If you haven't signed up already, it's tougher than it looks. First, you have to sign up for a waiting list to be invited, or better yet, get someone on the service already to invite you. This hearkens back to the early days of gmail, which was pretty successful as well, despite the curious process.
Once you’ve received your invite, continue the process like:
I opted in this test to sign up using Facebook, so when you click the Facebook link, you are directed to the Facebook login on behalf of Pinterest.com, like:
Once you login, you are faced with the option to go back to Pinterest, or fine tune your Facebook interface settings. Notice the default selection is to share with friends.
Note the notification that says by default this app will share “other activity” on Facebook. That seems like a very broad term for information sharing. If you are more privacy/security conscious, it may be a good idea to restrict the visibility like:
I changed it to look like this:
When you are finished customizing your Facebook sharing settings, select the “Go to App” button and it will take you back to the Pinterest.com signup page to continue the process of creating an account there.
Since there really isn’t a way to sign up without a Facebook or Twitter account as well, it would be difficult to totally isolate the information flow from those sources. Your best bet is to review your account settings in Facebook, and make sure you’re only sharing what you intend to share, as default permissions tend to be set more lenient than security/privacy fans might prefer.
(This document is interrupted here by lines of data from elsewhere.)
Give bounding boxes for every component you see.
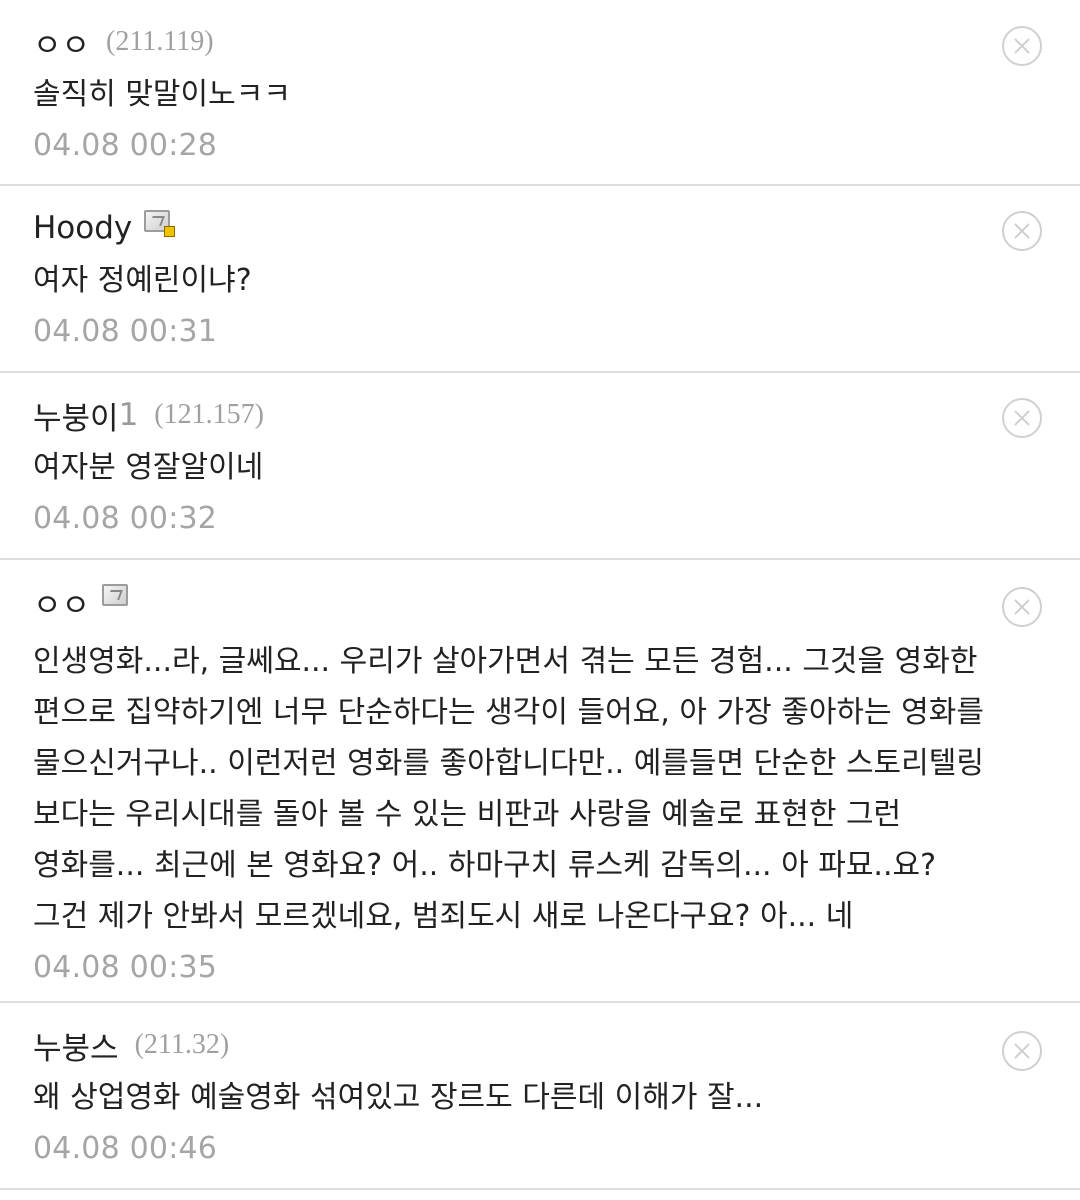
comment-date: 04.08 00:46 <box>33 1131 218 1166</box>
comment-ip: (211.119) <box>106 26 214 57</box>
comment-header: 누붕스 (211.32) <box>33 1023 990 1068</box>
comment-date: 04.08 00:35 <box>33 950 218 985</box>
delete-comment-button[interactable] <box>1002 1031 1042 1071</box>
comment-nickname[interactable]: 누붕이 <box>33 393 119 438</box>
gallog-icon[interactable] <box>102 584 129 606</box>
delete-comment-button[interactable] <box>1002 398 1042 438</box>
comment-header: 누붕이 1 (121.157) <box>33 393 990 438</box>
comment-date: 04.08 00:32 <box>33 501 218 536</box>
comment-text: 여자분 영잘알이네 <box>33 450 264 485</box>
comment-item: ㅇㅇ 인생영화...라, 글쎄요... 우리가 살아가면서 겪는 모든 경험..… <box>0 560 1080 1003</box>
comment-nickname[interactable]: Hoody <box>33 210 132 246</box>
comment-ip: (121.157) <box>154 399 264 430</box>
comment-header: ㅇㅇ (211.119) <box>33 20 990 65</box>
comment-text: 인생영화...라, 글쎄요... 우리가 살아가면서 겪는 모든 경험... 그… <box>33 644 984 934</box>
delete-comment-button[interactable] <box>1002 26 1042 66</box>
comment-nickname[interactable]: ㅇㅇ <box>33 580 90 625</box>
gallog-icon[interactable] <box>144 210 176 237</box>
comment-item: Hoody 여자 정예린이냐? 04.08 00:31 <box>0 186 1080 373</box>
comment-date: 04.08 00:28 <box>33 128 218 163</box>
comment-text: 여자 정예린이냐? <box>33 263 252 298</box>
delete-comment-button[interactable] <box>1002 587 1042 627</box>
comment-item: 누붕이 1 (121.157) 여자분 영잘알이네 04.08 00:32 <box>0 373 1080 560</box>
comment-text: 솔직히 맞말이노ㅋㅋ <box>33 77 291 112</box>
comment-ip: (211.32) <box>134 1029 230 1060</box>
comment-nickname-suffix: 1 <box>118 397 139 433</box>
comment-date: 04.08 00:31 <box>33 314 218 349</box>
comment-nickname[interactable]: 누붕스 <box>33 1023 119 1068</box>
comment-item: ㅇㅇ (211.119) 솔직히 맞말이노ㅋㅋ 04.08 00:28 <box>0 0 1080 186</box>
comment-header: ㅇㅇ <box>33 580 990 625</box>
comment-item: 누붕스 (211.32) 왜 상업영화 예술영화 섞여있고 장르도 다른데 이해… <box>0 1003 1080 1190</box>
comment-text: 왜 상업영화 예술영화 섞여있고 장르도 다른데 이해가 잘... <box>33 1080 764 1115</box>
comment-nickname[interactable]: ㅇㅇ <box>33 20 90 65</box>
delete-comment-button[interactable] <box>1002 211 1042 251</box>
comment-header: Hoody <box>33 208 990 248</box>
comment-list: ㅇㅇ (211.119) 솔직히 맞말이노ㅋㅋ 04.08 00:28 Hood… <box>0 0 1080 1190</box>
Now you’ll have a chance to tell Pinterest.com what interests you might have:
This will continue to build a profile of what/who you might be interested in following.
You now have a chance to create your own Boards:
On the same screen it will highlight those who you may be already following. Next there is a screen where you can customize your tastes, again building the profile the service will target for specific interests:
Once you enter your interests, the next time you visit, you’ll see more subjects presented that relate to these preferences.
You now have an option to integrate Pinterest preferences with your browser, for another level of integration:
Now let’s look at some of the settings you might choose to adjust. You have access the settings under the menu shown below:
On the settings page you will see options to control how Pinterest.com integrates with Facebook/Twitter:
Notice that they are set to integrate by default. For those who want more privacy/security, it may be wise to disable the buttons above, thereby segregating the services a bit more. Notice how tightly the sharing may be integrated, including a feature to tap into your Facebook Friends yet another way.
While Pinterest grabs market share and your friends become familiar with the service, expect more fine-tuned controls to be available. Being aware of these settings may help you have a more secure profile and sharing stance while using the service. It also may prevent sharing more information than you planned on, both now and in the future.
As with many websites that soar to popularity, we are already seeing scams like fake apps bundled with borderline or outright malicious functionality that users could download for smartphones like Android. The folks at gottabemobile.com point out an app, purportedly for using Pinterest on Android, was not an app at all, but a platform for scams. Many users would simply click through the installation prompts, only to find out later they’ve gotten more than they bargained for.
As Pinterest.com continues to catch on, expect more scams that try to do things like tricking users into revealing credentials through fake notifications, spam texts to your mobile devices, efforts at phishing and other emerging scams. As Pinterest.com grows, we will revisit this in a security series about the platform, helping to keep users safe online.